Ok, fellow geeks. Listen up: an automated e-mail is not, has never been, and never will be a relationship. In fact, it’s insulting. It says you don’t care enough to stop by the local drugstore, buy a pre-printed, pre-messaged card, address it, and put a stamp on it. In fact, when your automatically-generated card arrives, far from making me feel like I have a friend, it makes me want to go eat worms, since obviously no one cares except BeMyFriend’s automated birthday module.
Relationships happen when people care about each other. “Care” is an emotion, a feeling. You know feelings? Like “hunger” or “horny,” only it turns out there are a lot more where those came from.
We’ve created a world of so-called “social media.” The idea is that your share articles, videos, etc. with your friends by adding them to your electronic e-mail list. It’s a neat idea. It can bring your friends closer, as you learn more about what they’re doing. My best friend from college and I re-connected through social media and it’s been wonderful!
Notice well the sequence: make friend, “friend” them on social media, share fun stuff. Let me repeat that: social media lets you meet your existing friends more deeply, and then meet their friends, who might become friends in their own right.
This has been getting confused with another sequence: “friend” someone on social media, they magically become your friend. It doesn’t work that way. It didn’t get you a date in high school, it’s not going to make friends now. The human relationship comes first, the electronic sharing of e-mail addresses comes second.

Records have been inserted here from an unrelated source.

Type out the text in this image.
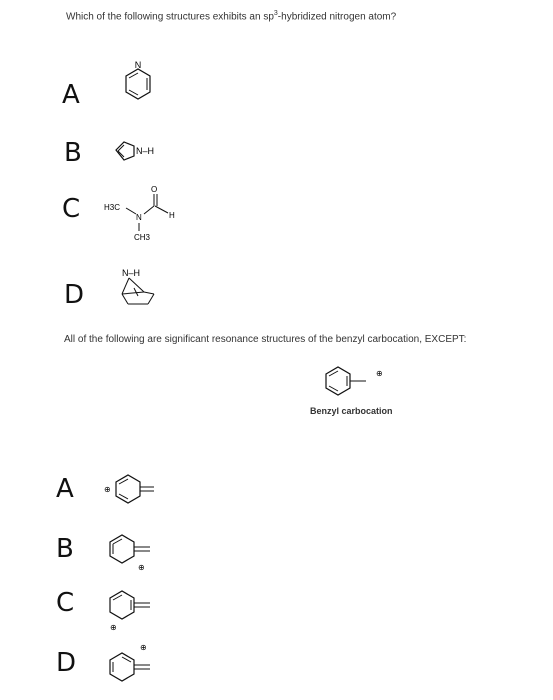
Which of the following structures exhibits an $sp^3$-hybridized nitrogen atom?
A
N
B	N–H
C	H3C
N
O
H
CH3
D
N–H
All of the following are significant resonance structures of the benzyl carbocation, EXCEPT:
⊕
Benzyl carbocation
A	⊕
B
⊕
C
⊕
D
⊕
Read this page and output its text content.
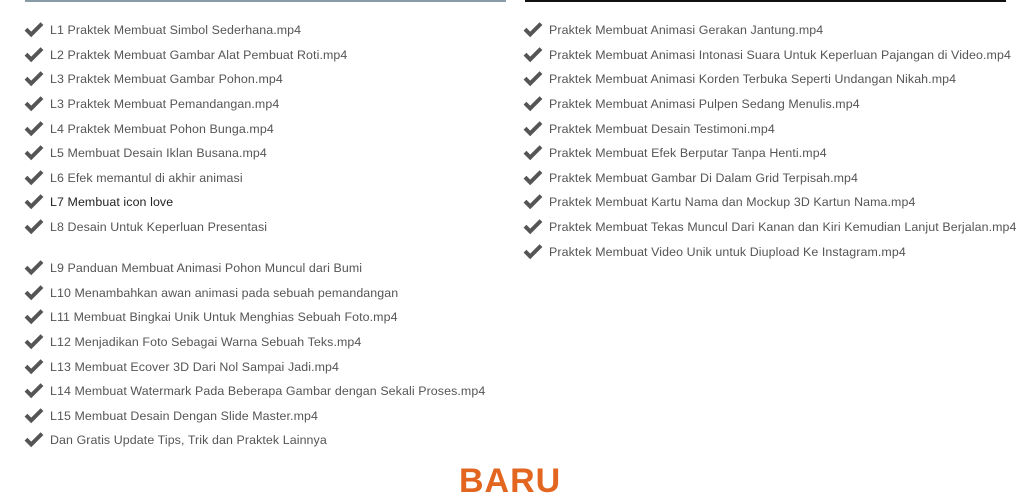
L1 Praktek Membuat Simbol Sederhana.mp4
L2 Praktek Membuat Gambar Alat Pembuat Roti.mp4
L3 Praktek Membuat Gambar Pohon.mp4
L3 Praktek Membuat Pemandangan.mp4
L4 Praktek Membuat Pohon Bunga.mp4
L5 Membuat Desain Iklan Busana.mp4
L6 Efek memantul di akhir animasi
L7 Membuat icon love
L8 Desain Untuk Keperluan Presentasi
L9 Panduan Membuat Animasi Pohon Muncul dari Bumi
L10 Menambahkan awan animasi pada sebuah pemandangan
L11 Membuat Bingkai Unik Untuk Menghias Sebuah Foto.mp4
L12 Menjadikan Foto Sebagai Warna Sebuah Teks.mp4
L13 Membuat Ecover 3D Dari Nol Sampai Jadi.mp4
L14 Membuat Watermark Pada Beberapa Gambar dengan Sekali Proses.mp4
L15 Membuat Desain Dengan Slide Master.mp4
Dan Gratis Update Tips, Trik dan Praktek Lainnya
Praktek Membuat Animasi Gerakan Jantung.mp4
Praktek Membuat Animasi Intonasi Suara Untuk Keperluan Pajangan di Video.mp4
Praktek Membuat Animasi Korden Terbuka Seperti Undangan Nikah.mp4
Praktek Membuat Animasi Pulpen Sedang Menulis.mp4
Praktek Membuat Desain Testimoni.mp4
Praktek Membuat Efek Berputar Tanpa Henti.mp4
Praktek Membuat Gambar Di Dalam Grid Terpisah.mp4
Praktek Membuat Kartu Nama dan Mockup 3D Kartun Nama.mp4
Praktek Membuat Tekas Muncul Dari Kanan dan Kiri Kemudian Lanjut Berjalan.mp4
Praktek Membuat Video Unik untuk Diupload Ke Instagram.mp4
BARU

Some people take great pride in how many people have “friended” them. “I have over 1,000 Facebook friends!” one Twitterer proudly exclaimed. Why is that a good thing? Well, when your car breaks down, you can call 1,000 people who you know nothing about and cry “Help! I’m stranded by the side of the road all alone.” One of those 1,000 people is George. George “friended” you because you remind him so much of his first romance. The romance ended badly, but George is determined to recapture the love of his life. “I’ll be glad to pick you up,” e-mails George. “What kind of flowers are your favorite?” (Huh. Maybe it will get you that date.)
Seriously, people. A “link” on LinkedIn, a “friend” on Friendster … those are entries in a database. Yes, it’s a “relational” database, but that’s a technical term. It doesn’t mean you have a relationship. They clicked their mouse while viewing your profile. That’s a pretty low threshold. Geek-speak might call them “friends.” Honesty would call them “entries in your personal e-mail marketing list.” They’re not friends until you go beyond the mass-broadcast automated status update saying “Just ate too much BBQ. Loudest burp ever!”

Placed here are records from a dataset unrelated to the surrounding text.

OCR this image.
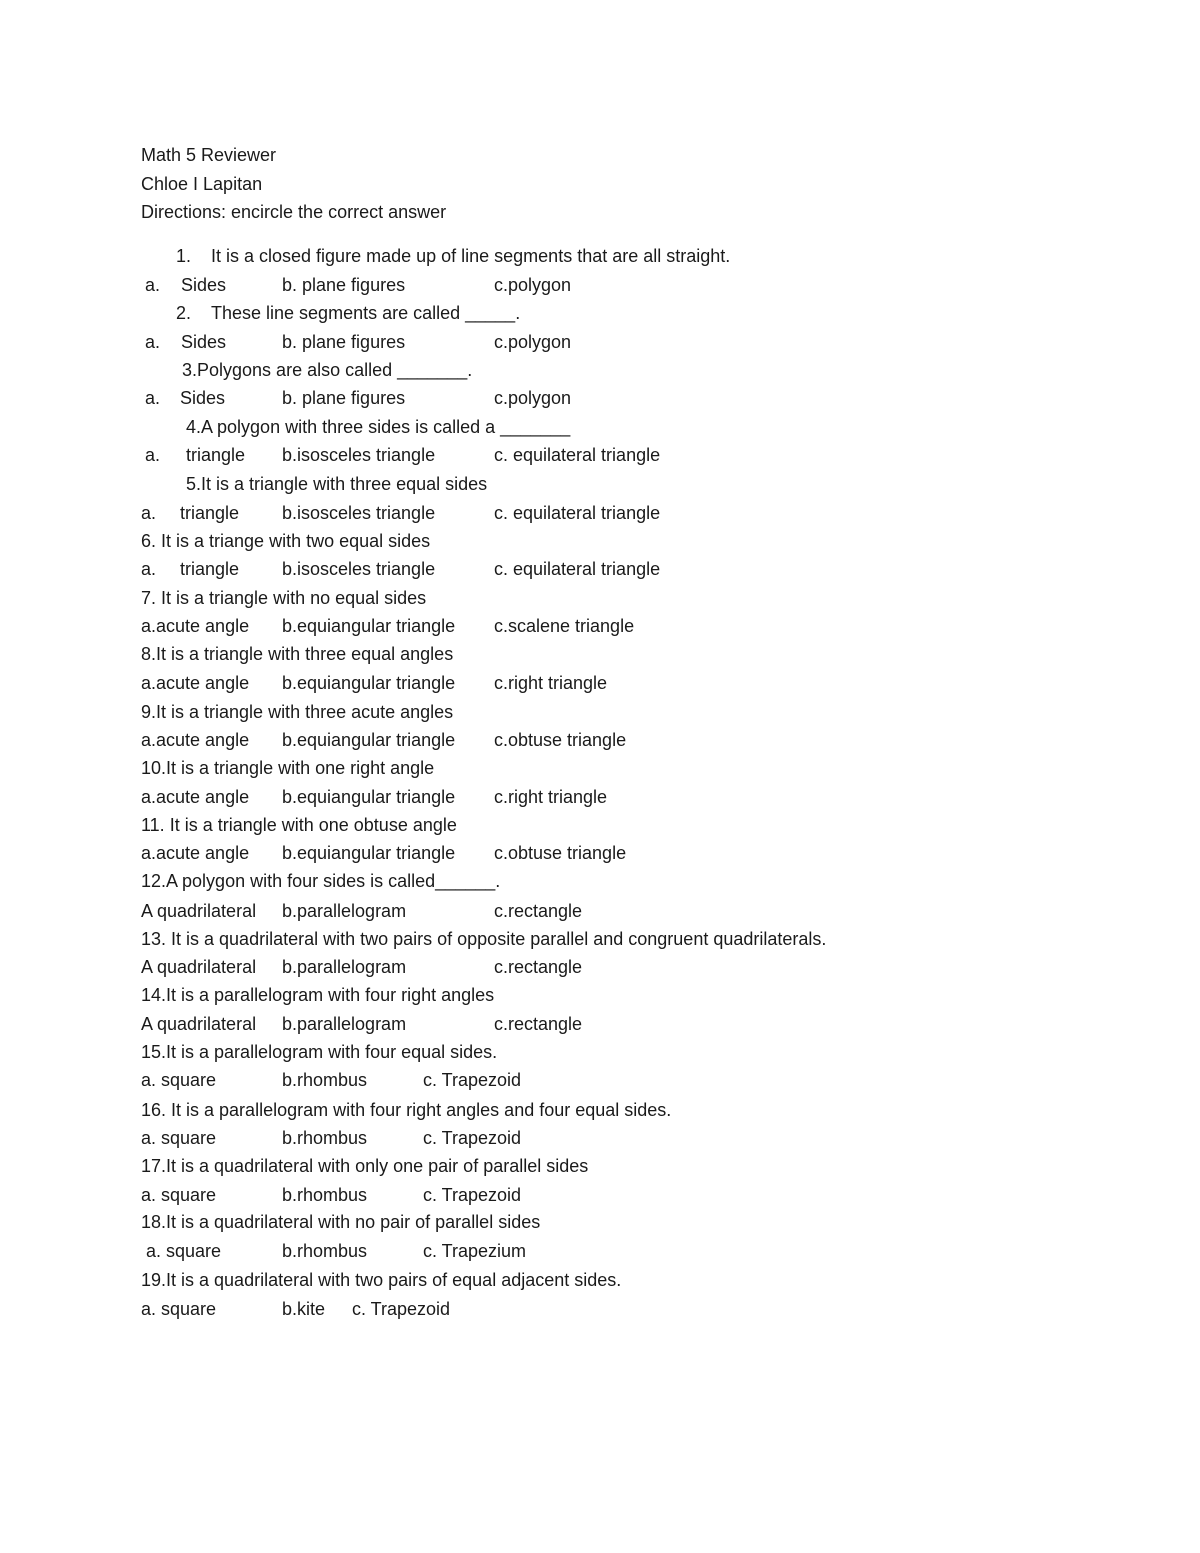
Math 5 Reviewer
Chloe I Lapitan
Directions: encircle the correct answer
1. It is a closed figure made up of line segments that are all straight.
a. Sides	b. plane figures	c.polygon
2. These line segments are called _____.
a. Sides	b. plane figures	c.polygon
3.Polygons are also called _______.
a. Sides	b. plane figures	c.polygon
4.A polygon with three sides is called a _______
a. triangle b.isosceles triangle	c. equilateral triangle
5.It is a triangle with three equal sides
a. triangle b.isosceles triangle	c. equilateral triangle
6. It is a triange with two equal sides
a. triangle b.isosceles triangle	c. equilateral triangle
7. It is a triangle with no equal sides
a.acute angle b.equiangular triangle c.scalene triangle
8.It is a triangle with three equal angles
a.acute angle b.equiangular triangle c.right triangle
9.It is a triangle with three acute angles
a.acute angle b.equiangular triangle c.obtuse triangle
10.It is a triangle with one right angle
a.acute angle b.equiangular triangle c.right triangle
11. It is a triangle with one obtuse angle
a.acute angle b.equiangular triangle c.obtuse triangle
12.A polygon with four sides is called______.
A quadrilateral b.parallelogram	c.rectangle
13. It is a quadrilateral with two pairs of opposite parallel and congruent quadrilaterals.
A quadrilateral b.parallelogram	c.rectangle
14.It is a parallelogram with four right angles
A quadrilateral b.parallelogram	c.rectangle
15.It is a parallelogram with four equal sides.
a. square	b.rhombus	c. Trapezoid
16. It is a parallelogram with four right angles and four equal sides.
a. square	b.rhombus	c. Trapezoid
17.It is a quadrilateral with only one pair of parallel sides
a. square	b.rhombus	c. Trapezoid
18.It is a quadrilateral with no pair of parallel sides
a. square	b.rhombus	c. Trapezium
19.It is a quadrilateral with two pairs of equal adjacent sides.
a. square	b.kite c. Trapezoid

I have many Twitter followers and people who post on my blog. I have the blog to spark conversation. People comment and we can end up in offline discussions, phone calls, and a few real, live friendships. It’s the people who share ideas, commentary, and interaction I think of fondly. The rest, I haven’t met yet.
You certainly can make friends over e-mail. I was making friends by e-mail before you were old enough to type. But it happens by actually paying personal attention.
Here’s a quick tutorial:
- Meet someone online.
- Find out about a shared interest.
- Ask a question so you learn something about them.
- Ask another question.
- Ask another question.
- If they keep responding, they’ll eventually ask you a question, too. If this sequence goes on long enough, you’ll be forming a connection.
- Give them a phone call sometime. Find out if you hit it off by voice.
- … now you just might have the beginnings of real friendship. The “friend” link was the first step, not the last.
Friendship happens through conversation, through shared ideas, emotion, experience. The information technology is there to make the human connection easier, not to replace it. In other words: use an automated system to remind you of a birthday, but write the darned e-mail yourself.